Example job script for programs using MPI to take advantage of multiple CPUs/GPUs across one or more machines:

#!/bin/bash

# Generic options:

#SBATCH --account=<project>  # Run job under project <project>
#SBATCH --time=1:0:0         # Run for a max of 1 hour

# Node resources:

#SBATCH --partition=gpu    # Choose either "gpu" or "infer" node type
#SBATCH --nodes=2          # Resources from a two nodes
#SBATCH --gres=gpu:4       # Four GPUs per node (plus 100% of node CPU and RAM per node)

# Run commands:

bede-mpirun --bede-par 1ppc <mpi_program>

echo "end of job"

The bede-mpirun command takes both ordinary mpirun arguments and the special --bede-par <distrib> option, allowing control over how MPI jobs launch, e.g. one MPI rank per CPU core or GPU.

The formal specification of the option is: --bede-par <rank_distrib>[:<thread_distrib>] and it defaults to 1ppc:1tpt

Where <rank_distrib> can take 1ppn (one process per node), 1ppg (one process per GPU), 1ppc (one process per CPU core) or 1ppt (one process per CPU thread).

And <thread_distrib> can take 1tpc (set OMP_NUM_THREADS to the number of cores available to each process), 1tpt (set OMP_NUM_THREADS to the number of hardware threads available to each process) or none (set OMP_NUM_THREADS=1)

Examples:

# - One MPI rank per node:
bede-mpirun --bede-par 1ppn <mpirun_options> <program>

# - One MPI rank per gpu:
bede-mpirun --bede-par 1ppg <mpirun_options> <program>

# - One MPI rank per core:
bede-mpirun --bede-par 1ppc <mpirun_options> <program>

# - One MPI rank per hwthread:
bede-mpirun --bede-par 1ppt <mpirun_options> <program>

Multiple nodes (IBM PowerAI DDL)#

Warning

IBM PowerAI DDL is only supported on RHEL 7.

IBM PowerAI DDL (Distributed Deep Learning) is a method of using the GPUs in more than one node to perform calculations.
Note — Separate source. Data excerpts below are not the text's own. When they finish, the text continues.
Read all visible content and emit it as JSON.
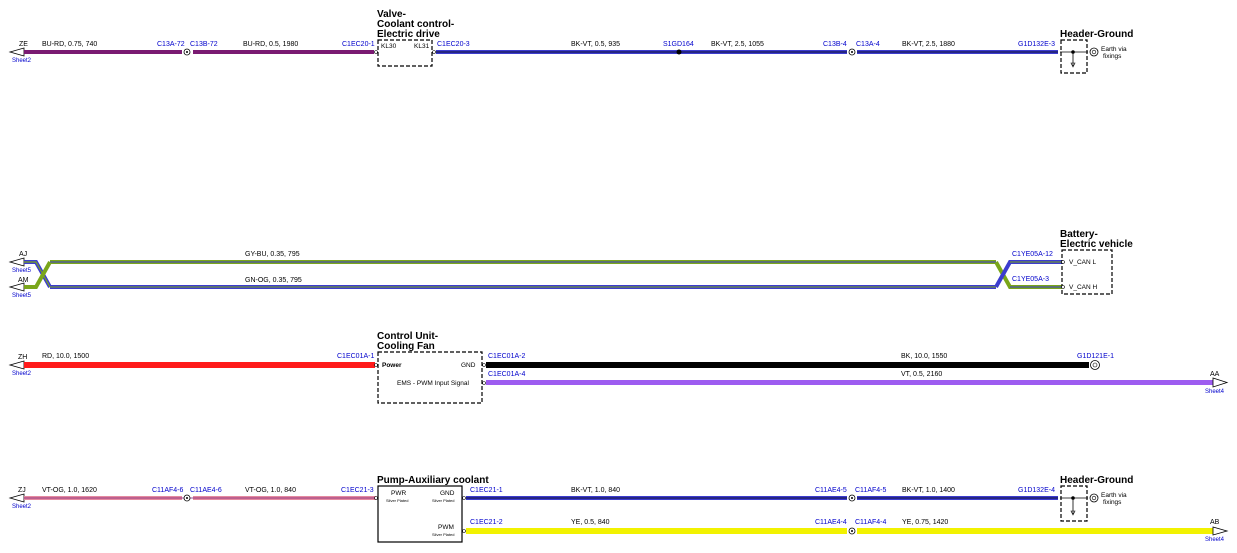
{
  "colors": {
    "purple_wire": "#7a1a72",
    "blue_wire": "#3c3ccf",
    "black_wire": "#000000",
    "green_wire": "#7aa61a",
    "red_wire": "#ff1a1a",
    "violet_wire": "#9d5cf0",
    "pink_wire": "#e58aa0",
    "yellow_wire": "#f2f200",
    "connector_text": "#0000cc"
  },
  "circuits": [
    {
      "offpage_left": {
        "code": "ZE",
        "sheet": "Sheet2"
      },
      "component": {
        "title_lines": [
          "Valve-",
          "Coolant control-",
          "Electric drive"
        ],
        "pins": [
          "KL30",
          "KL31"
        ]
      },
      "wires": [
        "BU-RD, 0.75, 740",
        "BU-RD, 0.5, 1980",
        "BK-VT, 0.5, 935",
        "BK-VT, 2.5, 1055",
        "BK-VT, 2.5, 1880"
      ],
      "connectors": [
        "C13A-72",
        "C13B-72",
        "C1EC20-1",
        "C1EC20-3",
        "S1GD164",
        "C13B-4",
        "C13A-4",
        "G1D132E-3"
      ],
      "ground": {
        "title": "Header-Ground",
        "label_lines": [
          "Earth via",
          "fixings"
        ]
      }
    },
    {
      "offpage_left": [
        {
          "code": "AJ",
          "sheet": "Sheet5"
        },
        {
          "code": "AM",
          "sheet": "Sheet5"
        }
      ],
      "wires": [
        "GY-BU, 0.35, 795",
        "GN-OG, 0.35, 795"
      ],
      "connectors": [
        "C1YE05A-12",
        "C1YE05A-3"
      ],
      "component": {
        "title_lines": [
          "Battery-",
          "Electric vehicle"
        ],
        "pins": [
          "V_CAN L",
          "V_CAN H"
        ]
      }
    },
    {
      "offpage_left": {
        "code": "ZH",
        "sheet": "Sheet2"
      },
      "offpage_right": {
        "code": "AA",
        "sheet": "Sheet4"
      },
      "component": {
        "title_lines": [
          "Control Unit-",
          "Cooling Fan"
        ],
        "pins": [
          "Power",
          "GND",
          "EMS - PWM Input Signal"
        ]
      },
      "wires": [
        "RD, 10.0, 1500",
        "BK, 10.0, 1550",
        "VT, 0.5, 2160"
      ],
      "connectors": [
        "C1EC01A-1",
        "C1EC01A-2",
        "C1EC01A-4",
        "G1D121E-1"
      ]
    },
    {
      "offpage_left": {
        "code": "ZJ",
        "sheet": "Sheet2"
      },
      "offpage_right": {
        "code": "AB",
        "sheet": "Sheet4"
      },
      "component": {
        "title_lines": [
          "Pump-Auxiliary coolant"
        ],
        "pins": [
          "PWR",
          "GND",
          "PWM"
        ],
        "pin_note": "Silver Plated"
      },
      "wires": [
        "VT-OG, 1.0, 1620",
        "VT-OG, 1.0, 840",
        "BK-VT, 1.0, 840",
        "BK-VT, 1.0, 1400",
        "YE, 0.5, 840",
        "YE, 0.75, 1420"
      ],
      "connectors": [
        "C11AF4-6",
        "C11AE4-6",
        "C1EC21-3",
        "C1EC21-1",
        "C11AE4-5",
        "C11AF4-5",
        "G1D132E-4",
        "C1EC21-2",
        "C11AE4-4",
        "C11AF4-4"
      ],
      "ground": {
        "title": "Header-Ground",
        "label_lines": [
          "Earth via",
          "fixings"
        ]
      }
    }
  ]
}
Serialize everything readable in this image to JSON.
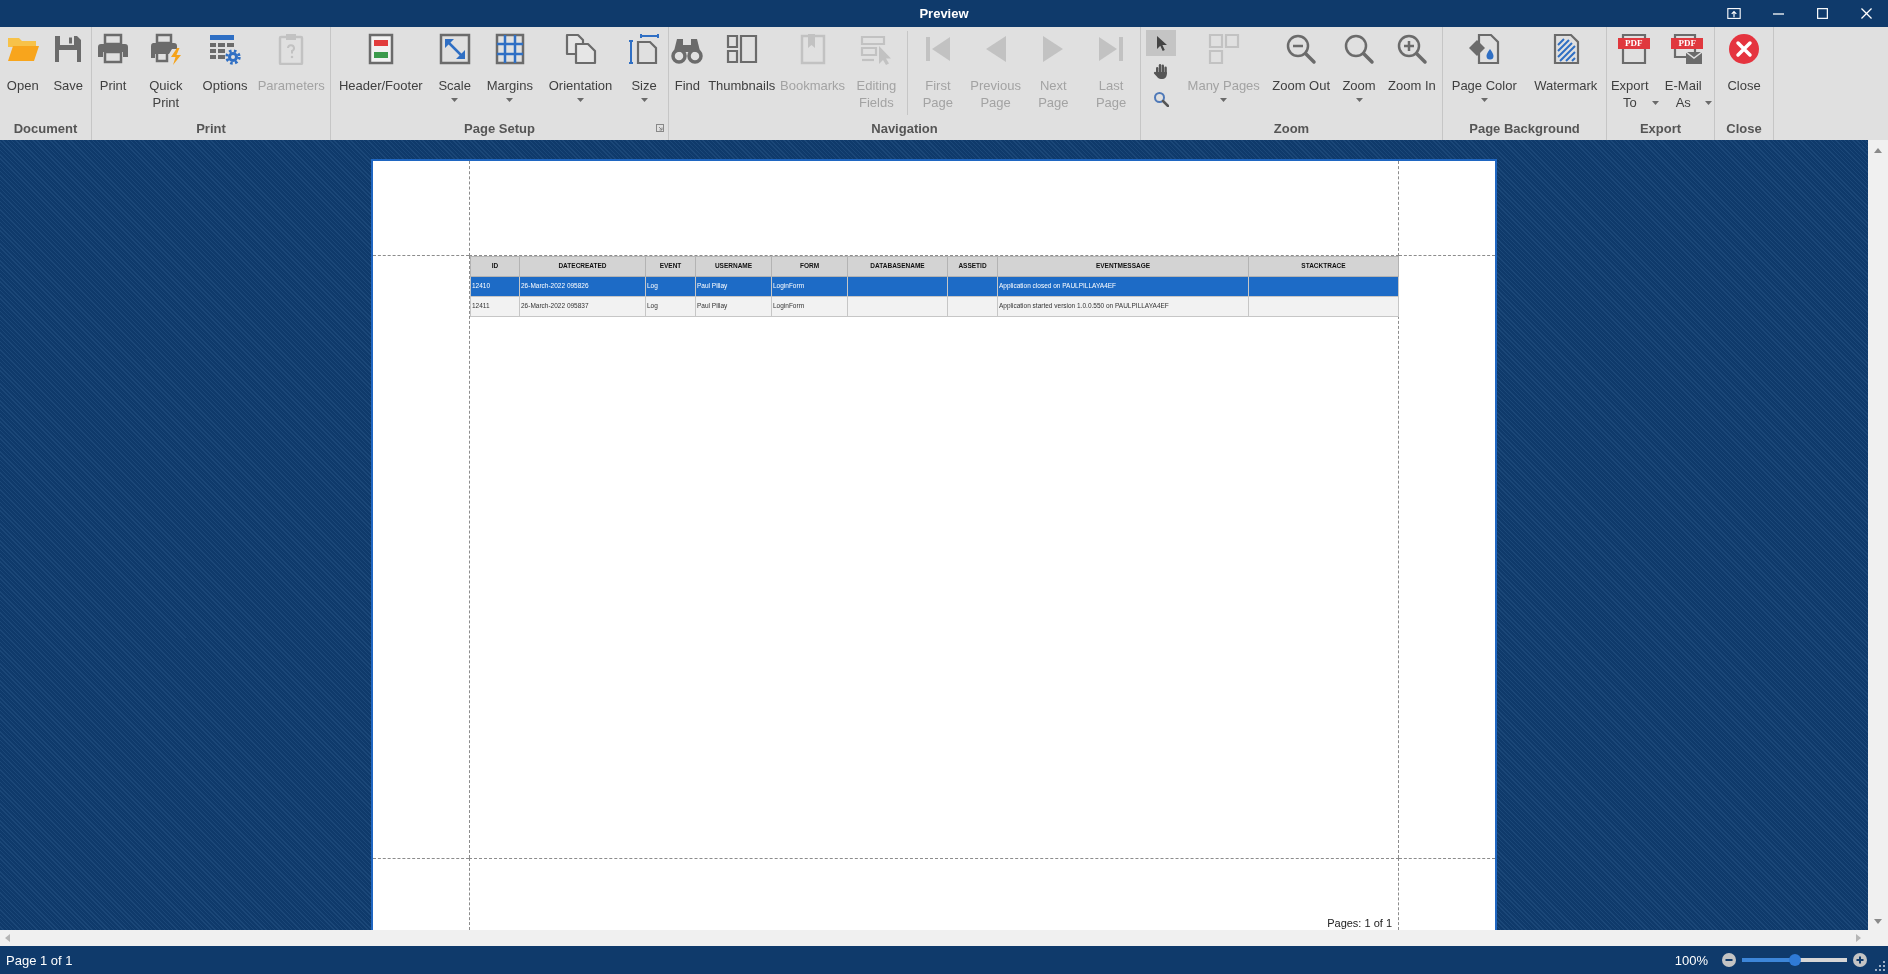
{
  "window": {
    "title": "Preview"
  },
  "ribbon": {
    "groups": [
      {
        "label": "Document",
        "dialog_launcher": false,
        "buttons": [
          {
            "label": "Open",
            "disabled": false,
            "dropdown": false
          },
          {
            "label": "Save",
            "disabled": false,
            "dropdown": false
          }
        ]
      },
      {
        "label": "Print",
        "dialog_launcher": false,
        "buttons": [
          {
            "label": "Print",
            "disabled": false,
            "dropdown": false
          },
          {
            "label": "Quick Print",
            "disabled": false,
            "dropdown": false
          },
          {
            "label": "Options",
            "disabled": false,
            "dropdown": false
          },
          {
            "label": "Parameters",
            "disabled": true,
            "dropdown": false
          }
        ]
      },
      {
        "label": "Page Setup",
        "dialog_launcher": true,
        "buttons": [
          {
            "label": "Header/Footer",
            "disabled": false,
            "dropdown": false
          },
          {
            "label": "Scale",
            "disabled": false,
            "dropdown": true
          },
          {
            "label": "Margins",
            "disabled": false,
            "dropdown": true
          },
          {
            "label": "Orientation",
            "disabled": false,
            "dropdown": true
          },
          {
            "label": "Size",
            "disabled": false,
            "dropdown": true
          }
        ]
      },
      {
        "label": "Navigation",
        "dialog_launcher": false,
        "buttons": [
          {
            "label": "Find",
            "disabled": false,
            "dropdown": false
          },
          {
            "label": "Thumbnails",
            "disabled": false,
            "dropdown": false
          },
          {
            "label": "Bookmarks",
            "disabled": true,
            "dropdown": false
          },
          {
            "label": "Editing Fields",
            "disabled": true,
            "dropdown": false
          },
          {
            "label": "First Page",
            "disabled": true,
            "dropdown": false
          },
          {
            "label": "Previous Page",
            "disabled": true,
            "dropdown": false
          },
          {
            "label": "Next Page",
            "disabled": true,
            "dropdown": false
          },
          {
            "label": "Last Page",
            "disabled": true,
            "dropdown": false
          }
        ]
      },
      {
        "label": "Zoom",
        "dialog_launcher": false,
        "tools": [
          {
            "selected": true
          },
          {
            "selected": false
          },
          {
            "selected": false
          }
        ],
        "buttons": [
          {
            "label": "Many Pages",
            "disabled": true,
            "dropdown": true
          },
          {
            "label": "Zoom Out",
            "disabled": false,
            "dropdown": false
          },
          {
            "label": "Zoom",
            "disabled": false,
            "dropdown": true
          },
          {
            "label": "Zoom In",
            "disabled": false,
            "dropdown": false
          }
        ]
      },
      {
        "label": "Page Background",
        "dialog_launcher": false,
        "buttons": [
          {
            "label": "Page Color",
            "disabled": false,
            "dropdown": true
          },
          {
            "label": "Watermark",
            "disabled": false,
            "dropdown": false
          }
        ]
      },
      {
        "label": "Export",
        "dialog_launcher": false,
        "buttons": [
          {
            "label": "Export To",
            "disabled": false,
            "dropdown": true,
            "badge": "PDF"
          },
          {
            "label": "E-Mail As",
            "disabled": false,
            "dropdown": true,
            "badge": "PDF"
          }
        ]
      },
      {
        "label": "Close",
        "dialog_launcher": false,
        "buttons": [
          {
            "label": "Close",
            "disabled": false,
            "dropdown": false
          }
        ]
      }
    ]
  },
  "report": {
    "table": {
      "columns": [
        "ID",
        "DATECREATED",
        "EVENT",
        "USERNAME",
        "FORM",
        "DATABASENAME",
        "ASSETID",
        "EVENTMESSAGE",
        "STACKTRACE"
      ],
      "rows": [
        {
          "selected": true,
          "cells": [
            "12410",
            "26-March-2022 095826",
            "Log",
            "Paul Pillay",
            "LoginForm",
            null,
            null,
            "Application closed on PAULPILLAYA4EF",
            null
          ]
        },
        {
          "selected": false,
          "cells": [
            "12411",
            "26-March-2022 095837",
            "Log",
            "Paul Pillay",
            "LoginForm",
            null,
            null,
            "Application started version 1.0.0.550 on PAULPILLAYA4EF",
            null
          ]
        }
      ]
    },
    "footer": "Pages: 1 of 1"
  },
  "status_bar": {
    "page_info": "Page 1 of 1",
    "zoom": {
      "reading": "100%",
      "level": 0.5
    }
  }
}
Example job script:

#!/bin/bash

# Generic options:

#SBATCH --account=<project>  # Run job under project <project>
#SBATCH --time=1:0:0         # Run for a max of 1 hour

# Node resources:

#SBATCH --partition=gpu    # Choose either "gpu" or "infer" node type
#SBATCH --nodes=2          # Resources from a two nodes
#SBATCH --gres=gpu:4       # Four GPUs per node (plus 100% of node CPU and RAM per node)

# Run commands:

# (assume IBM Watson Machine Learning Community Edition is installed
# in conda environment "wmlce")

conda activate wmlce

bede-ddlrun python $CONDA_PREFIX/ddl-tensorflow/examples/keras/mnist-tf-keras-adv.py

echo "end of job"

Maximum Job Runtime#

Partitions on Bede have default job times, and maximum job times that can be requested:

Partition Name

Default Job Time

Maximum Job Time

infer

01:00:00

2-00:00:00

gpu

01:00:00

2-00:00:00

Where, for example, 2-00:00:00 means ‘two days, zero hours, zero minutes, and zero seconds’. These job time limits affect what will and won’t be accepted in the --time field of your job script: --time values above the partition maximum will result in your job submission being rejected.